Thanks to technological advances, it’s easier than ever to work from the comfort of one’s own home. As a result, to online platform economy (OPE) has attracted a significant number of workers.
The OPE is composed of people who use online platforms to connect with temporary work opportunities, like freelance writers, Uber drivers, and Airbnb landlords. In 2016, nearly 40 million Americans participated in the OPE, according to the State of Independence in America 2016, a report from MBO Partners, which provides technology solutions that connect self-employed professionals and their clients.
Societal perceptions of what constitutes “normal” work have shifted dramatically thanks to the OPE. This past November, global think tank JPMorgan Chase (JPMC) Institute explored these changes in the report The Online Platform Economy: Has Growth Peaked?
For Many, the OPE Isn’t a Long-Term Source of Employment
In any given month, one in six independent workers is new to the independent workforce, according to the JPMC Institute report. In addition, more than half of those workers will exit the OPE within a year.
“The study suggests that participants in the OPE don’t treat their platform jobs like a traditional nine-to-five role and therefore often leave within a year,” says Gene Zaino, CEO of MBO Partners.
Zaino notes that this is not the first time he’s seen data like this.
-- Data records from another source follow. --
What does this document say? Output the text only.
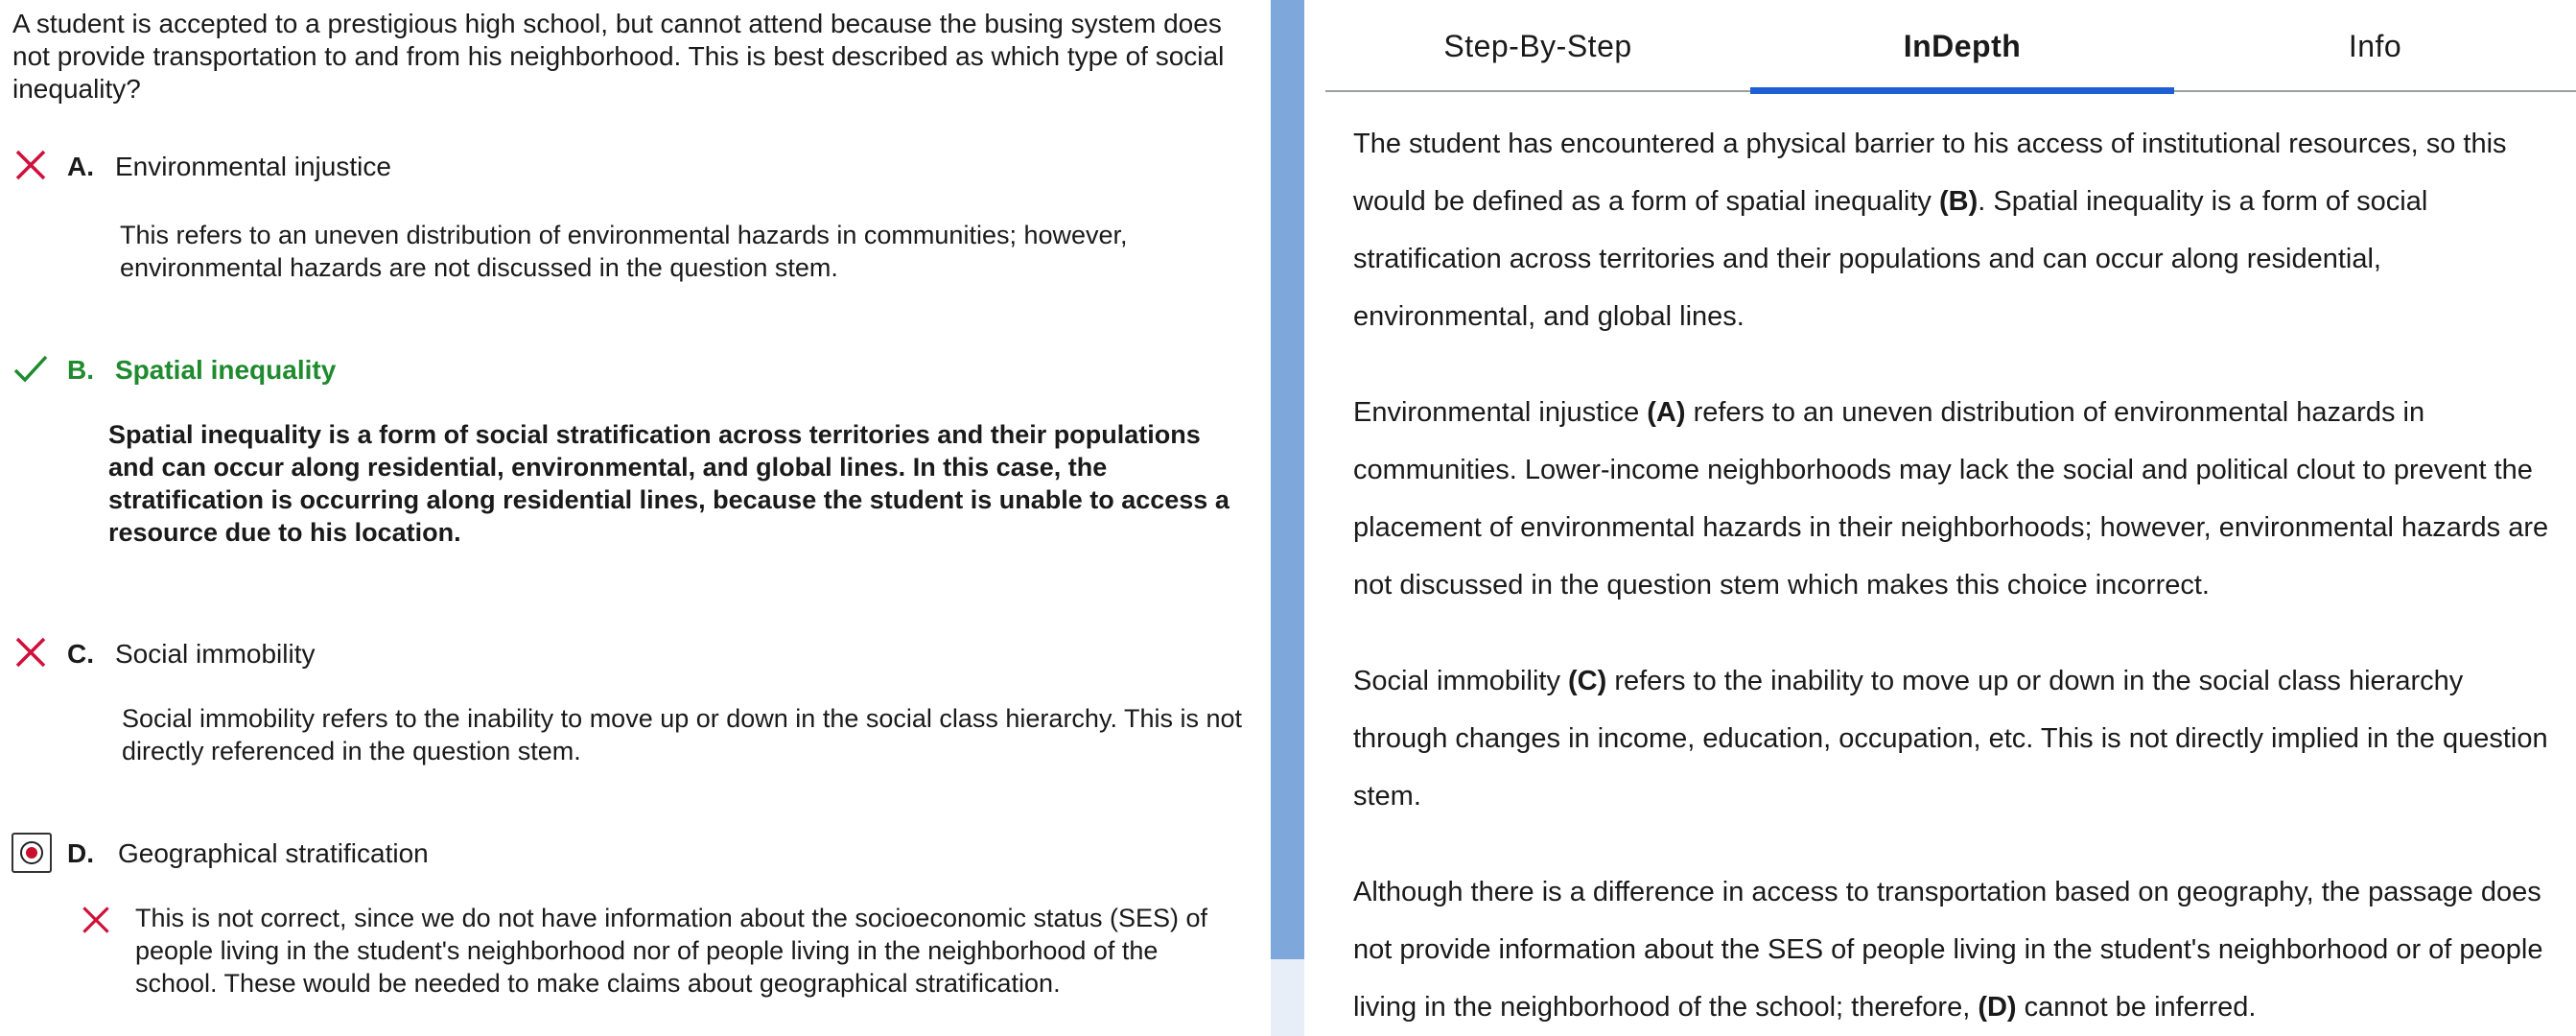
A student is accepted to a prestigious high school, but cannot attend because the busing system does not provide transportation to and from his neighborhood. This is best described as which type of social inequality?
A. Environmental injustice
This refers to an uneven distribution of environmental hazards in communities; however, environmental hazards are not discussed in the question stem.
B. Spatial inequality
Spatial inequality is a form of social stratification across territories and their populations and can occur along residential, environmental, and global lines. In this case, the stratification is occurring along residential lines, because the student is unable to access a resource due to his location.
C. Social immobility
Social immobility refers to the inability to move up or down in the social class hierarchy. This is not directly referenced in the question stem.
D. Geographical stratification
This is not correct, since we do not have information about the socioeconomic status (SES) of people living in the student's neighborhood nor of people living in the neighborhood of the school. These would be needed to make claims about geographical stratification.
Step-By-Step	InDepth	Info

The student has encountered a physical barrier to his access of institutional resources, so this would be defined as a form of spatial inequality (B). Spatial inequality is a form of social stratification across territories and their populations and can occur along residential, environmental, and global lines.

Environmental injustice (A) refers to an uneven distribution of environmental hazards in communities. Lower-income neighborhoods may lack the social and political clout to prevent the placement of environmental hazards in their neighborhoods; however, environmental hazards are not discussed in the question stem which makes this choice incorrect.

Social immobility (C) refers to the inability to move up or down in the social class hierarchy through changes in income, education, occupation, etc. This is not directly implied in the question stem.

Although there is a difference in access to transportation based on geography, the passage does not provide information about the SES of people living in the student's neighborhood or of people living in the neighborhood of the school; therefore, (D) cannot be inferred.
“We see some independents who don’t necessarily want to be self-employed in our own State of Independence study as well,” he says.
In the MBO study, 1 in 10 full-time workers reported they were not independent by choice.
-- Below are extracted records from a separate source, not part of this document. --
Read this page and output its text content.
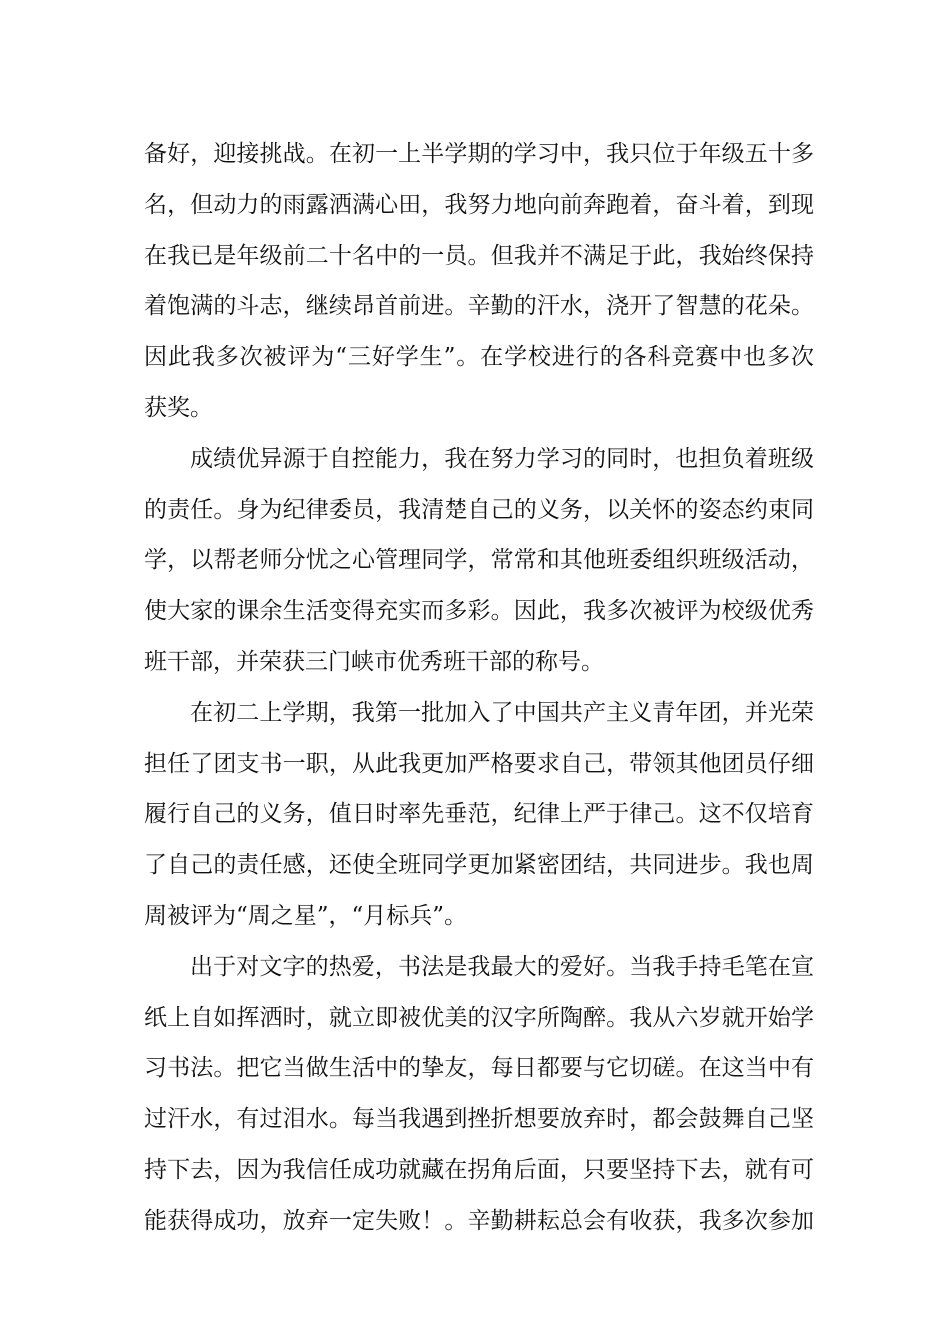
备好，迎接挑战。在初一上半学期的学习中，我只位于年级五十多
名，但动力的雨露洒满心田，我努力地向前奔跑着，奋斗着，到现
在我已是年级前二十名中的一员。但我并不满足于此，我始终保持
着饱满的斗志，继续昂首前进。辛勤的汗水，浇开了智慧的花朵。
因此我多次被评为“三好学生”。在学校进行的各科竞赛中也多次
获奖。
成绩优异源于自控能力，我在努力学习的同时，也担负着班级
的责任。身为纪律委员，我清楚自己的义务，以关怀的姿态约束同
学，以帮老师分忧之心管理同学，常常和其他班委组织班级活动，
使大家的课余生活变得充实而多彩。因此，我多次被评为校级优秀
班干部，并荣获三门峡市优秀班干部的称号。
在初二上学期，我第一批加入了中国共产主义青年团，并光荣
担任了团支书一职，从此我更加严格要求自己，带领其他团员仔细
履行自己的义务，值日时率先垂范，纪律上严于律己。这不仅培育
了自己的责任感，还使全班同学更加紧密团结，共同进步。我也周
周被评为“周之星”，“月标兵”。
出于对文字的热爱，书法是我最大的爱好。当我手持毛笔在宣
纸上自如挥洒时，就立即被优美的汉字所陶醉。我从六岁就开始学
习书法。把它当做生活中的挚友，每日都要与它切磋。在这当中有
过汗水，有过泪水。每当我遇到挫折想要放弃时，都会鼓舞自己坚
持下去，因为我信任成功就藏在拐角后面，只要坚持下去，就有可
能获得成功，放弃一定失败！。辛勤耕耘总会有收获，我多次参加
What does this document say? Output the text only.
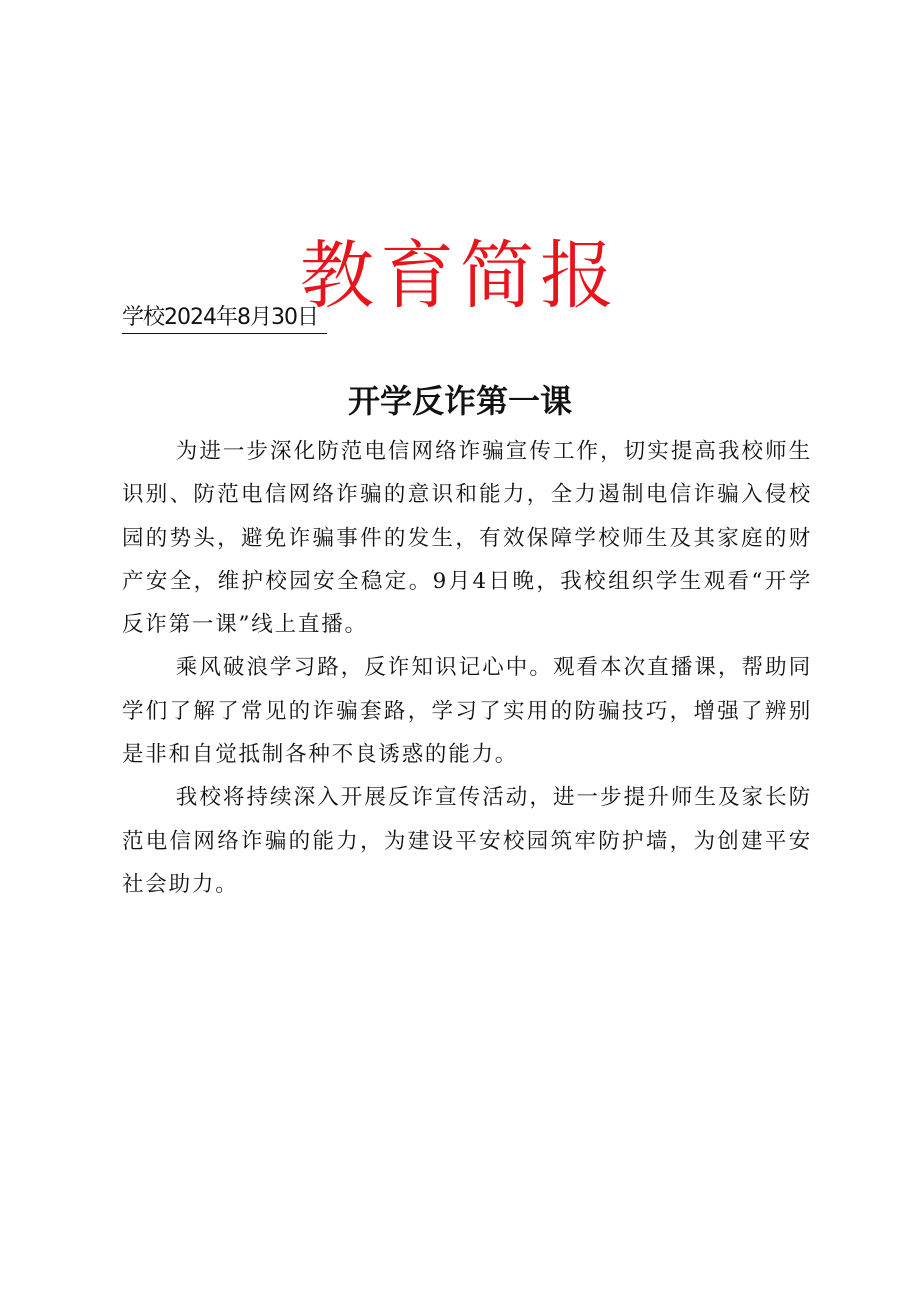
教育简报
学校2024年8月30日
开学反诈第一课

为进一步深化防范电信网络诈骗宣传工作，切实提高我校师生识别、防范电信网络诈骗的意识和能力，全力遏制电信诈骗入侵校园的势头，避免诈骗事件的发生，有效保障学校师生及其家庭的财产安全，维护校园安全稳定。9月4日晚，我校组织学生观看“开学反诈第一课”线上直播。

乘风破浪学习路，反诈知识记心中。观看本次直播课，帮助同学们了解了常见的诈骗套路，学习了实用的防骗技巧，增强了辨别是非和自觉抵制各种不良诱惑的能力。

我校将持续深入开展反诈宣传活动，进一步提升师生及家长防范电信网络诈骗的能力，为建设平安校园筑牢防护墙，为创建平安社会助力。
“These workers tend to leave independence when they find a full-time role in traditional employment,” Zaino explains. “It’s important to take all of these studies with a grain of salt and to remember that when it comes to independents, one size does not fit all.”
According to Zaino, platform- and app-based workers mainly participate in the OPE in order to supplement their income, learn new skills, or interact with other people. These workers are likely to join and leave the OPE frequently.
“Independence is not for everyone,” Zaino says. “That said, our data shows that those workers who do stay independent by and large do so willingly, and they are highly satisfied. Six in 10 workers say that it was their choice completely to be independent, and the average independent worker has been self-employed for about 10 years. That’s an impressive number, particularly given the number of millennial workers in the workforce today.”
Location, Location, Location
The success of OPE workers may be tied to where they live, according to the JPMC Institute study. This, in turn, may be affecting OPE participation rates. For example, New York boasted 236 percent growth in OPE participation between 2015 and 2016, while San Francisco only saw 26 percent growth.
“The success of online platform workers is typically reliant on the unique attributes of the local economy where they live,” Zaino says. “In comparison, full-time independents have been successful across the country, having generated approximately 65 percent of their income – about $719 billion – in their local areas last year.”
The Unemployment Factor
Growth in the OPE has slowed slightly since 2014, according to the JPMC Institute. This is due to the fact that unemployment has gone down steadily, and many workers who turned to the OPE out of desperation have found traditional employment again. The JPMC Institute study shows that the unemployed are more likely than the employed to participate in the OPE beyond the 12-month mark. As the traditional labor market has strengthened, the number of platform participants has trended downward.
Still, not everyone looks at the OPE as a last resort. Many enjoy the freedom that comes with being one’s own boss.
“MBO’s State of Independence in America study reveals that both full- and part-time independents say their career choices stem from a desire to have greater freedom, flexibility, control, and purpose,” Zaino says. “The results of our study challenge the notion that people are working as independents only because they can’t find full-time jobs.”
In 2016, with unemployment at 5 percent, 5.8 million jobs open, and the addition of 2.74 million payroll jobs, the number of self-employed workers stayed relatively constant at about 40 million.
“I think the key differentiator is what kind of worker you’re looking at,” Zaino says. “Gig economy workers may in fact be more likely to return to full-time jobs as unemployment goes down. However, those who consider themselves professional independents are staying the course.”
Even with the total number shrinking slightly, 40 percent of workers participating in the OPE is nothing to scoff at. The nine-to-five job might still be the norm, but independent work isn’t as rare as it used to be. Perhaps one day it will overtake traditional employment as the main source of work for Americans.